One problem remained. How to move the machine?
Only one person could be of assistance. Austyn Roke, under close guard and in conditions of absolute secrecy, was removed from the mental home in which he had been placed, and brought to Mildenhall to supervise the disassembly and transportation of his brainchild. Though Roke was far gone in his delusions, Jilt succeeded in gaining valuable information from him which enabled the team to achieve their objective, and the machine was loaded on to a fleet of Army trucks for the move. Roke was returned to the asylum, where he eventually died in 1988 of natural causes.

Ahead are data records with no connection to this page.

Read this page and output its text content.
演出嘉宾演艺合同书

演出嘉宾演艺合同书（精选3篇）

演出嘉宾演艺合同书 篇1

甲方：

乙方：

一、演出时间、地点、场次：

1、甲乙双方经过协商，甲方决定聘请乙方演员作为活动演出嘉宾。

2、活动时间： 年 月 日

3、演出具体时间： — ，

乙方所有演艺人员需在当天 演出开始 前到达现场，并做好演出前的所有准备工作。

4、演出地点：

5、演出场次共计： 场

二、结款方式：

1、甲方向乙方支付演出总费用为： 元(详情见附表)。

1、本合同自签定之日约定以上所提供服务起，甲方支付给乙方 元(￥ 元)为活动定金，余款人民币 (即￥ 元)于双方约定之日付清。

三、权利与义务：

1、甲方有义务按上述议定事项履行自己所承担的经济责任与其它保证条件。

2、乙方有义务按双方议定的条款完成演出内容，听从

At this point Prycklow made his last move, a surprisingly daring attempt to hijack the convoy and seize the machine for his own purposes. Where he obtained the resources for this operation remains a mystery; suffice to say that it was frustrated, and the machine was successfully reinstalled under a geodesic dome on a hill outside the village of Avevale, where it remains to this day under the care and protection of the College and its original team. Prycklow, with his two assistants, escaped arrest and has not been seen since.
Willard Karloman, tall, raw-boned, loud and irascible, has become the team's de facto leader, supervising all operations involving the machine.
Erasmus Jilt seems to have yielded responsibility to Karloman quite amicably, and is content to study the data which continues to accumulate. He has the air of a man in his late fifties, small of frame and gentle of manner.
Humphrey Surcease is the group's mediator, as well as the public face of the team on such rare occasions as it has need of one. An excellent poker player, well able to retreat behind a smooth and impenetrable mask when necessary.
Heidi van Joost has evolved into a competent general medical officer for the group. She makes no secret of her aversion to the machine, but does not let it interfere with her work.
Gerald Scutella, big, brash and cockney, delights in baiting Karloman. His security duties have become relatively light since the move, but he runs a tight ship and takes his responsibilities seriously, if nothing else.
With the increased funding from Avevale College, it has been possible to form an “away team” of specialised travellers, freeing the original group to man and maintain the machine.
Michael Feux is a weapons expert, skilled in several forms of armed and unarmed combat, and takes responsibility for the safety of the team.
Gaby Mistral is a specialist in communications and fulfils the function of liaison officer and diplomatist in the event of any offworld encounters.
Rafe Wasserman is a qualified first aider and serves as the group's field medic and adviser on xenobiology.
Yuri Zemlyatin has no defined function, but assists each member as necessary and also functions as the group's synthesist and problem solver.
The machine continues to confound and infuriate all those who have to deal with it, to pose more questions than it answers, and thus to ensure that the research will never reach its “completion.” For this, we can only be grateful.